Accusations on restraining orders may alternatively amount to no more than “annoyance.” The same standard is applied to the allegation of rape as is applied to allegations of nuisance, and irrespective of a plaintiff’s actual claims, the implications of a restraining order, which is a publicly accessible record and one preserved in the databases of state and federal police, are threat, stalking, and/or violence.

Restraining orders are understood to be issued to “sickos.” Nobody hears “restraining order” and thinks “Little Rascal.”

Consider that the initial determination of the truth or falsity of a restraining order plaintiff’s allegations is grounded on a brief interview between the plaintiff and a judge. Consider further that the judge will likely have never met the plaintiff before; that the judge may therefore have no basis whatever for forming an opinion of the plaintiff’s honesty, soberness, or sanity; and that the defendant upon whom judgment is rendered is just a name on a form.

If the “legal burden of proof” defined in the epigraph didn’t already sound sketchy enough, observe that unless a defendant has a prior record of misconduct, no empirical grounds exist even for a judge to decide that there’s a 51% probability that the plaintiff’s telling the truth—other than, perhaps, whatever physical corroboration the plaintiff may provide, which may be none, may be forged, or may be misrepresented.

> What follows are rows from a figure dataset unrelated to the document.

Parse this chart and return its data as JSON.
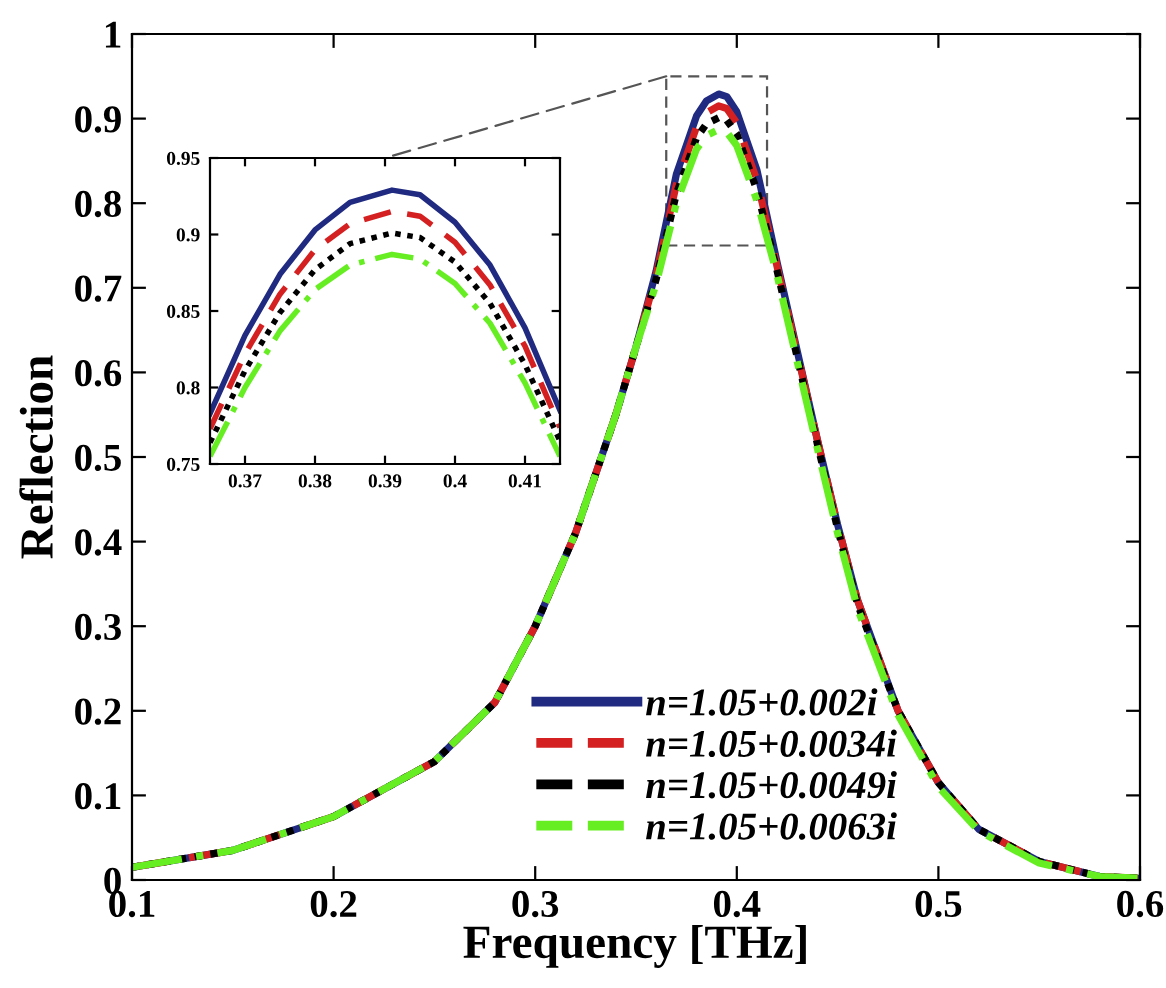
{
  "chart_data": [
    {
      "type": "line",
      "xlabel": "Frequency [THz]",
      "ylabel": "Reflection",
      "xlim": [
        0.1,
        0.6
      ],
      "ylim": [
        0,
        1
      ],
      "xticks": [
        0.1,
        0.2,
        0.3,
        0.4,
        0.5,
        0.6
      ],
      "yticks": [
        0,
        0.1,
        0.2,
        0.3,
        0.4,
        0.5,
        0.6,
        0.7,
        0.8,
        0.9,
        1
      ],
      "grid": false,
      "legend": "bottom",
      "marker": "none",
      "x": [
        0.1,
        0.15,
        0.2,
        0.25,
        0.28,
        0.3,
        0.32,
        0.34,
        0.35,
        0.36,
        0.37,
        0.38,
        0.385,
        0.391,
        0.395,
        0.4,
        0.41,
        0.42,
        0.44,
        0.45,
        0.46,
        0.48,
        0.5,
        0.52,
        0.55,
        0.58,
        0.6
      ],
      "series": [
        {
          "name": "n=1.05+0.002i",
          "color": "#1f2a80",
          "line_style": "solid",
          "values": [
            0.015,
            0.035,
            0.075,
            0.14,
            0.21,
            0.3,
            0.41,
            0.55,
            0.63,
            0.72,
            0.834,
            0.903,
            0.921,
            0.929,
            0.926,
            0.908,
            0.839,
            0.73,
            0.52,
            0.42,
            0.33,
            0.2,
            0.115,
            0.06,
            0.022,
            0.004,
            0.002
          ]
        },
        {
          "name": "n=1.05+0.0034i",
          "color": "#d42020",
          "line_style": "dashed",
          "values": [
            0.015,
            0.035,
            0.075,
            0.14,
            0.21,
            0.3,
            0.41,
            0.55,
            0.63,
            0.715,
            0.822,
            0.89,
            0.907,
            0.915,
            0.912,
            0.895,
            0.827,
            0.725,
            0.52,
            0.42,
            0.33,
            0.2,
            0.115,
            0.06,
            0.022,
            0.004,
            0.002
          ]
        },
        {
          "name": "n=1.05+0.0049i",
          "color": "#000000",
          "line_style": "dotted",
          "values": [
            0.015,
            0.035,
            0.075,
            0.14,
            0.21,
            0.3,
            0.41,
            0.55,
            0.63,
            0.71,
            0.811,
            0.877,
            0.894,
            0.901,
            0.898,
            0.882,
            0.815,
            0.72,
            0.515,
            0.415,
            0.325,
            0.2,
            0.115,
            0.06,
            0.022,
            0.004,
            0.002
          ]
        },
        {
          "name": "n=1.05+0.0063i",
          "color": "#66ee22",
          "line_style": "dashdot",
          "values": [
            0.015,
            0.035,
            0.075,
            0.14,
            0.21,
            0.3,
            0.41,
            0.55,
            0.63,
            0.705,
            0.8,
            0.864,
            0.88,
            0.887,
            0.884,
            0.868,
            0.803,
            0.715,
            0.51,
            0.41,
            0.32,
            0.195,
            0.11,
            0.058,
            0.02,
            0.004,
            0.002
          ]
        }
      ]
    },
    {
      "type": "line",
      "xlim": [
        0.365,
        0.415
      ],
      "ylim": [
        0.75,
        0.95
      ],
      "xticks": [
        0.37,
        0.38,
        0.39,
        0.4,
        0.41
      ],
      "yticks": [
        0.75,
        0.8,
        0.85,
        0.9,
        0.95
      ],
      "grid": false,
      "legend": false,
      "marker": "none",
      "x": [
        0.365,
        0.37,
        0.375,
        0.38,
        0.385,
        0.391,
        0.395,
        0.4,
        0.405,
        0.41,
        0.415
      ],
      "series": [
        {
          "color": "#1f2a80",
          "line_style": "solid",
          "values": [
            0.783,
            0.834,
            0.874,
            0.903,
            0.921,
            0.929,
            0.926,
            0.908,
            0.88,
            0.839,
            0.785
          ]
        },
        {
          "color": "#d42020",
          "line_style": "dashed",
          "values": [
            0.773,
            0.822,
            0.861,
            0.89,
            0.907,
            0.915,
            0.912,
            0.895,
            0.867,
            0.827,
            0.774
          ]
        },
        {
          "color": "#000000",
          "line_style": "dotted",
          "values": [
            0.764,
            0.811,
            0.849,
            0.877,
            0.894,
            0.901,
            0.898,
            0.882,
            0.855,
            0.815,
            0.765
          ]
        },
        {
          "color": "#66ee22",
          "line_style": "dashdot",
          "values": [
            0.755,
            0.8,
            0.837,
            0.864,
            0.88,
            0.887,
            0.884,
            0.868,
            0.842,
            0.803,
            0.755
          ]
        }
      ]
    }
  ]
}
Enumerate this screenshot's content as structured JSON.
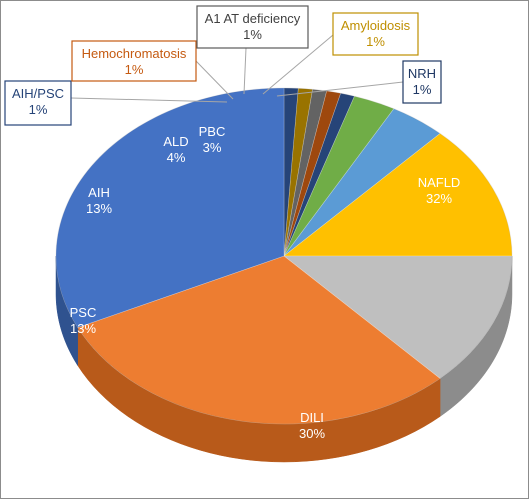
{
  "chart_data": {
    "type": "pie",
    "style": "3d-tilted",
    "title": "",
    "categories": [
      "NAFLD",
      "DILI",
      "PSC",
      "AIH",
      "ALD",
      "PBC",
      "AIH/PSC",
      "NRH",
      "Hemochromatosis",
      "A1 AT deficiency",
      "Amyloidosis"
    ],
    "slices": [
      {
        "name": "NAFLD",
        "label": "NAFLD",
        "pct_label": "32%",
        "value": 32,
        "color": "#4472C4",
        "side": "#2F528F",
        "text_color": "#ffffff"
      },
      {
        "name": "DILI",
        "label": "DILI",
        "pct_label": "30%",
        "value": 30,
        "color": "#ED7D31",
        "side": "#B85A1A",
        "text_color": "#ffffff"
      },
      {
        "name": "PSC",
        "label": "PSC",
        "pct_label": "13%",
        "value": 13,
        "color": "#BFBFBF",
        "side": "#8C8C8C",
        "text_color": "#ffffff"
      },
      {
        "name": "AIH",
        "label": "AIH",
        "pct_label": "13%",
        "value": 13,
        "color": "#FFC000",
        "side": "#BF9000",
        "text_color": "#ffffff"
      },
      {
        "name": "ALD",
        "label": "ALD",
        "pct_label": "4%",
        "value": 4,
        "color": "#5B9BD5",
        "side": "#2E75B6",
        "text_color": "#ffffff"
      },
      {
        "name": "PBC",
        "label": "PBC",
        "pct_label": "3%",
        "value": 3,
        "color": "#70AD47",
        "side": "#507E32",
        "text_color": "#ffffff"
      },
      {
        "name": "AIH/PSC",
        "label": "AIH/PSC",
        "pct_label": "1%",
        "value": 1,
        "color": "#264478",
        "side": "#1A2F55",
        "text_color": "#264478"
      },
      {
        "name": "NRH",
        "label": "NRH",
        "pct_label": "1%",
        "value": 1,
        "color": "#264478",
        "side": "#1A2F55",
        "text_color": "#1F3864"
      },
      {
        "name": "Hemochromatosis",
        "label": "Hemochromatosis",
        "pct_label": "1%",
        "value": 1,
        "color": "#9E480E",
        "side": "#6E3209",
        "text_color": "#C55A11"
      },
      {
        "name": "A1 AT deficiency",
        "label": "A1 AT deficiency",
        "pct_label": "1%",
        "value": 1,
        "color": "#636363",
        "side": "#404040",
        "text_color": "#404040"
      },
      {
        "name": "Amyloidosis",
        "label": "Amyloidosis",
        "pct_label": "1%",
        "value": 1,
        "color": "#997300",
        "side": "#6B5000",
        "text_color": "#BF8F00"
      }
    ],
    "draw_order": [
      "NRH",
      "Amyloidosis",
      "A1 AT deficiency",
      "Hemochromatosis",
      "AIH/PSC",
      "PBC",
      "ALD",
      "AIH",
      "PSC",
      "DILI",
      "NAFLD"
    ],
    "legend": "none",
    "data_labels": "category-and-percent"
  }
}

Restraining order allegations are essentially established (and essential establishment is all that’s required) on the forcefulness of a plaintiff’s claims. The truth or falsity of individual allegations is literally irrelevant (except, of course, to the defendant who has to live with them for the rest or his or her life). A judge isn’t a fact-finder in these cases; s/he’s a bookmaker.

It’s all about the probability that a plaintiff’s claims are more true than false, and the fixer of the odds is a single judge—or at most two.

In other words, the standard “preponderance of the evidence” is hokum. It’s basically an authorization for a judge to act according to his or her discretion, which is a lofty way of saying that it authorizes a judge to decide however s/he wants. Allegations, including of felony crimes, don’t have to be true, just “truthy.”

If, prior to forming a decision on a restraining order petition, a judge were required to at least meet the defendant; and if it weren’t the case that the judge had likely had it impressed upon him or her that s/he should prejudicially regard the plaintiff’s allegations as true; and if it weren’t the case that societally conditioned expectations urged the same prejudice…then there might be a reasonable hope that a judge could perform the computation required by “preponderance of the evidence” with some degree of accuracy, allowing that a “degree of accuracy” should be acceptably conclusive.

As the procedure exists today, there can be no such reasonable hope.